KN: It’s very much in development. Particularly with fashion design schools, the forward thinking people are the ones leading those programs. For instance, RCA and Parsons have both integrated CLO3D, which tends to be the main 3D digital design package that fashion designers are using at the moment. We’ll see that trickle down into other universities, where it will be an integral part of the curriculum within the next three to five years.
RM: The visuals that I’ve come across around digital fashion so far feel like more of an art form than anything else. Do you think for that reason that it feels a little bit out of reach to some people?
KN: That’s the main reason I wanted to give people at the concept store a range of fashion experiences. I choose The Fabricant because their designs are quite avant garde and ethereal and not what you could necessarily wear to the shops. Then Carlings, which is much more street fashion, along with looking into garments that digitally look like they’re on fire or frozen. The exciting thing about digital fashion is that it offers this ability to try and have access to things you wouldn’t normally do in real life.
RM: HOT:SECOND is described as the world’s first circular economy concept store. Can you explain a bit about what first prompted you to explore that as an idea?

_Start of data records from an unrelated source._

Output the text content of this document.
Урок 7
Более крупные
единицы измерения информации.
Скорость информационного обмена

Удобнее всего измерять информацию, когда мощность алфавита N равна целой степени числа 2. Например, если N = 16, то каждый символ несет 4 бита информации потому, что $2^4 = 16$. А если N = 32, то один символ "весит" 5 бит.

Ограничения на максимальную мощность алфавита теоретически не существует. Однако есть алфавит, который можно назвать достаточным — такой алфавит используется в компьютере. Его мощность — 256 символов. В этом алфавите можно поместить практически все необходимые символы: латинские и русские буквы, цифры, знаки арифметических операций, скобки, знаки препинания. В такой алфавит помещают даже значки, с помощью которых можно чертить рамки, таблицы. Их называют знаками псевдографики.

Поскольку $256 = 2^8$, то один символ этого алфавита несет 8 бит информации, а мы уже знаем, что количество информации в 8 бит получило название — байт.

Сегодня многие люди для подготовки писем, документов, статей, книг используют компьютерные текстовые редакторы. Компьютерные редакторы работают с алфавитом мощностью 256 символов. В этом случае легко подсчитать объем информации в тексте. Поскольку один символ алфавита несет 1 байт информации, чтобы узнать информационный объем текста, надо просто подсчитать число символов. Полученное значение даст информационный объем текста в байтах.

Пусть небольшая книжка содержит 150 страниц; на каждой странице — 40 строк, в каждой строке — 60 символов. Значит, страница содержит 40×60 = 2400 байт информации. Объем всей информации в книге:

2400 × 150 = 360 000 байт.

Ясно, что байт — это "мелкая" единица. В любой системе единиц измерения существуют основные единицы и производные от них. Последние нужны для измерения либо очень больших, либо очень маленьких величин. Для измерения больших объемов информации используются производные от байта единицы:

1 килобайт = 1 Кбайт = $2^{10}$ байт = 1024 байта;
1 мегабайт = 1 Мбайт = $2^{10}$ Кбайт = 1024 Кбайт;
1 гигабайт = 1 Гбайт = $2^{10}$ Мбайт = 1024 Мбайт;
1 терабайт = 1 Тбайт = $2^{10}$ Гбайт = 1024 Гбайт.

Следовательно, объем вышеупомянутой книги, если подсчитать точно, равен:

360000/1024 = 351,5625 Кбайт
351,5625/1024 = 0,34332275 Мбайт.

KN: It was mainly that horrendous statistic about 11 million garments in landfills. Initially I thought it was 11 million a year, but it’s 11 million a week just in the UK. As soon as I started following the PR stories around Carlings and The Fabricant, I was fascinated by the subject area and thought there must be a relationship between those two things; digital fashion being the ways to potentially get a fashion fix. After speaking to consumers and people within the industry, everybody was scratching their heads on how to solve the waste issue. My background as a researcher made me jump into that space to try and offer some kind of contribution.
RM: Do you think that sustainability is the most important factor that’s driving the movement more so than ever?

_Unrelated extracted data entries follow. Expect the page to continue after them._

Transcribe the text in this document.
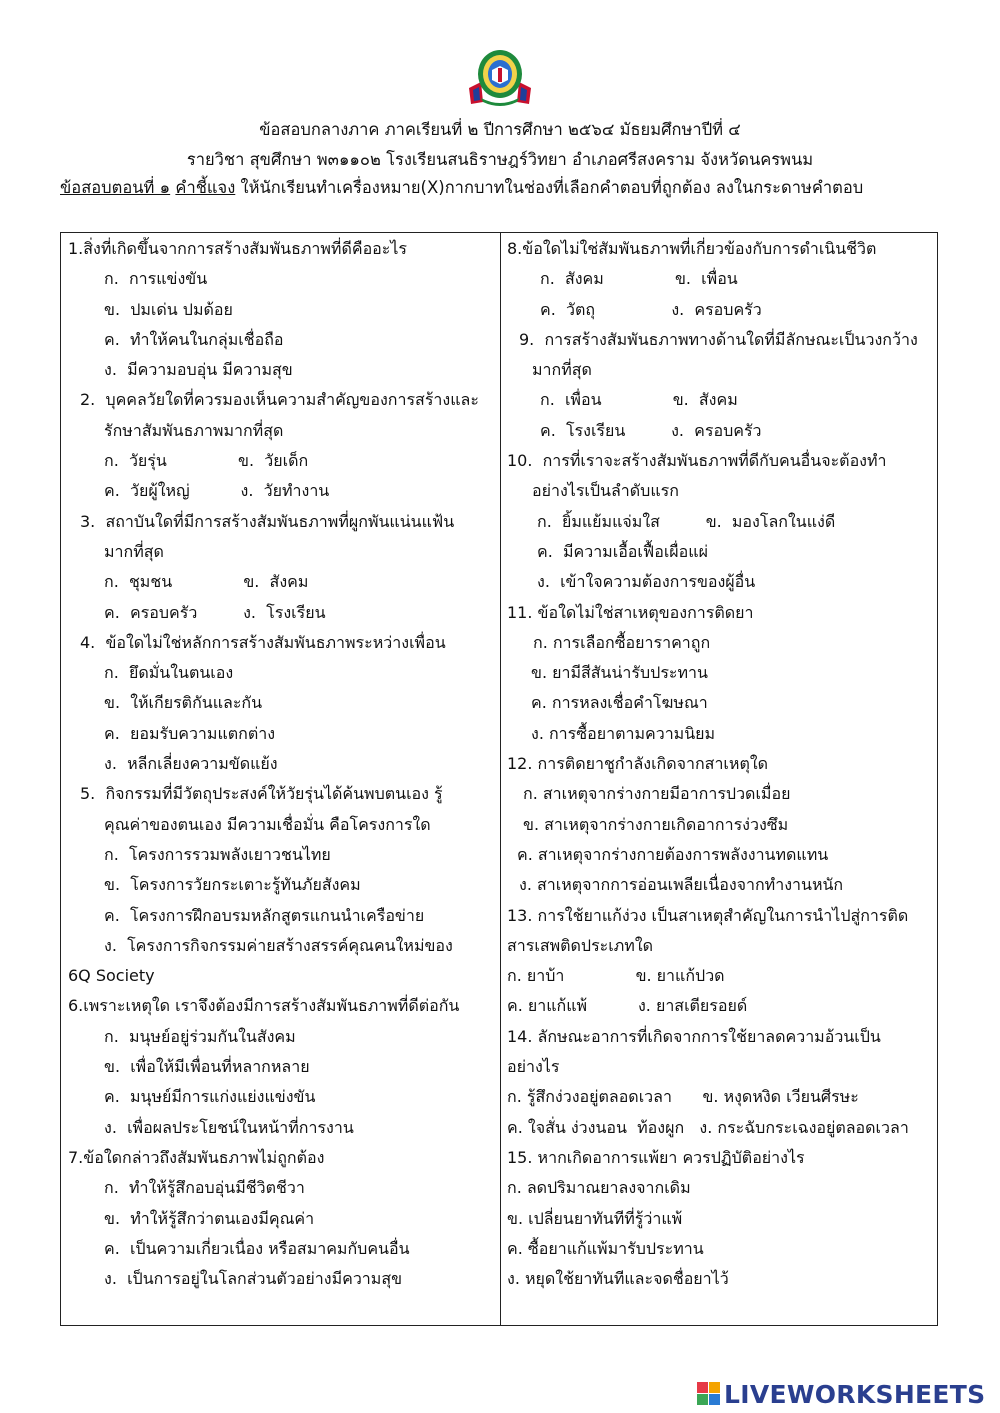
ข้อสอบกลางภาค ภาคเรียนที่ ๒ ปีการศึกษา ๒๕๖๔ มัธยมศึกษาปีที่ ๔
รายวิชา สุขศึกษา พ๓๑๑๐๒ โรงเรียนสนธิราษฎร์วิทยา อำเภอศรีสงคราม จังหวัดนครพนม
ข้อสอบตอนที่ ๑ คำชี้แจง ให้นักเรียนทำเครื่องหมาย(X)กากบาทในช่องที่เลือกคำตอบที่ถูกต้อง ลงในกระดาษคำตอบ
1.สิ่งที่เกิดขึ้นจากการสร้างสัมพันธภาพที่ดีคืออะไร
ก.  การแข่งขัน
ข.  ปมเด่น ปมด้อย
ค.  ทำให้คนในกลุ่มเชื่อถือ
ง.  มีความอบอุ่น มีความสุข
2.  บุคคลวัยใดที่ควรมองเห็นความสำคัญของการสร้างและ
รักษาสัมพันธภาพมากที่สุด
ก.  วัยรุ่น              ข.  วัยเด็ก
ค.  วัยผู้ใหญ่          ง.  วัยทำงาน
3.  สถาบันใดที่มีการสร้างสัมพันธภาพที่ผูกพันแน่นแฟ้น
มากที่สุด
ก.  ชุมชน              ข.  สังคม
ค.  ครอบครัว         ง.  โรงเรียน
4.  ข้อใดไม่ใช่หลักการสร้างสัมพันธภาพระหว่างเพื่อน
ก.  ยึดมั่นในตนเอง
ข.  ให้เกียรติกันและกัน
ค.  ยอมรับความแตกต่าง
ง.  หลีกเลี่ยงความขัดแย้ง
5.  กิจกรรมที่มีวัตถุประสงค์ให้วัยรุ่นได้ค้นพบตนเอง รู้
คุณค่าของตนเอง มีความเชื่อมั่น คือโครงการใด
ก.  โครงการรวมพลังเยาวชนไทย
ข.  โครงการวัยกระเตาะรู้ทันภัยสังคม
ค.  โครงการฝึกอบรมหลักสูตรแกนนำเครือข่าย
ง.  โครงการกิจกรรมค่ายสร้างสรรค์คุณคนใหม่ของ
6Q Society
6.เพราะเหตุใด เราจึงต้องมีการสร้างสัมพันธภาพที่ดีต่อกัน
ก.  มนุษย์อยู่ร่วมกันในสังคม
ข.  เพื่อให้มีเพื่อนที่หลากหลาย
ค.  มนุษย์มีการแก่งแย่งแข่งขัน
ง.  เพื่อผลประโยชน์ในหน้าที่การงาน
7.ข้อใดกล่าวถึงสัมพันธภาพไม่ถูกต้อง
ก.  ทำให้รู้สึกอบอุ่นมีชีวิตชีวา
ข.  ทำให้รู้สึกว่าตนเองมีคุณค่า
ค.  เป็นความเกี่ยวเนื่อง หรือสมาคมกับคนอื่น
ง.  เป็นการอยู่ในโลกส่วนตัวอย่างมีความสุข
8.ข้อใดไม่ใช่สัมพันธภาพที่เกี่ยวข้องกับการดำเนินชีวิต
ก.  สังคม              ข.  เพื่อน
ค.  วัตถุ               ง.  ครอบครัว
9.  การสร้างสัมพันธภาพทางด้านใดที่มีลักษณะเป็นวงกว้าง
มากที่สุด
ก.  เพื่อน              ข.  สังคม
ค.  โรงเรียน         ง.  ครอบครัว
10.  การที่เราจะสร้างสัมพันธภาพที่ดีกับคนอื่นจะต้องทำ
อย่างไรเป็นลำดับแรก
ก.  ยิ้มแย้มแจ่มใส         ข.  มองโลกในแง่ดี
ค.  มีความเอื้อเฟื้อเผื่อแผ่
ง.  เข้าใจความต้องการของผู้อื่น
11. ข้อใดไม่ใช่สาเหตุของการติดยา
ก. การเลือกซื้อยาราคาถูก
ข. ยามีสีสันน่ารับประทาน
ค. การหลงเชื่อคำโฆษณา
ง. การซื้อยาตามความนิยม
12. การติดยาชูกำลังเกิดจากสาเหตุใด
ก. สาเหตุจากร่างกายมีอาการปวดเมื่อย
ข. สาเหตุจากร่างกายเกิดอาการง่วงซึม
ค. สาเหตุจากร่างกายต้องการพลังงานทดแทน
ง. สาเหตุจากการอ่อนเพลียเนื่องจากทำงานหนัก
13. การใช้ยาแก้ง่วง เป็นสาเหตุสำคัญในการนำไปสู่การติด
สารเสพติดประเภทใด
ก. ยาบ้า              ข. ยาแก้ปวด
ค. ยาแก้แพ้          ง. ยาสเตียรอยด์
14. ลักษณะอาการที่เกิดจากการใช้ยาลดความอ้วนเป็น
อย่างไร
ก. รู้สึกง่วงอยู่ตลอดเวลา      ข. หงุดหงิด เวียนศีรษะ
ค. ใจสั่น ง่วงนอน  ท้องผูก   ง. กระฉับกระเฉงอยู่ตลอดเวลา
15. หากเกิดอาการแพ้ยา ควรปฏิบัติอย่างไร
ก. ลดปริมาณยาลงจากเดิม
ข. เปลี่ยนยาทันทีที่รู้ว่าแพ้
ค. ซื้อยาแก้แพ้มารับประทาน
ง. หยุดใช้ยาทันทีและจดชื่อยาไว้
LIVEWORKSHEETS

KN: No, it’s an appetite for novelty and innovation first. There are some people like The Fabricant who are hugely passionate about that and are driven to create a positive impact on the planet by migrating certain creative processes to digital only. But my general feeling is that it’s more about newness, innovation and change. The sustainability part is very close, but it’s not as massive as the former. Although it was the landfill figure that got me thinking about what to do, it was more the notion of trying to make something that’s unknown.
RM: What can people expect when they visit HOT:SECOND?
KN: In exchange for trying the digital fashion people will donate a garment that they don’t want anymore to Love Not Landfill as the goal is to save 500 garments within the time the space is open. Different types of customization artists will come in each day to customize something that you currently have so hopefully you’ll love it a little bit longer and won’t end up in landfill. There’s quite an intensive event program with practical activism with extinction rebellion, an event on digital wellbeing and a panel on digital authenticity.
The actual experience itself is a guided one as it requires talking to a human to explain how it works and the story behind it. The balance of physical, human and digital needs to be right. So you’re in the booth with your digital tailor – The Fabricant, Carlings, Christopher Raeburn as well as the Easter egg. By taking pictures of yourself in these outfits, people take both a digital and experiential memory with them.
HOT:SECOND runs November 19th to 21st at Protein Studios in Shoreditch, London.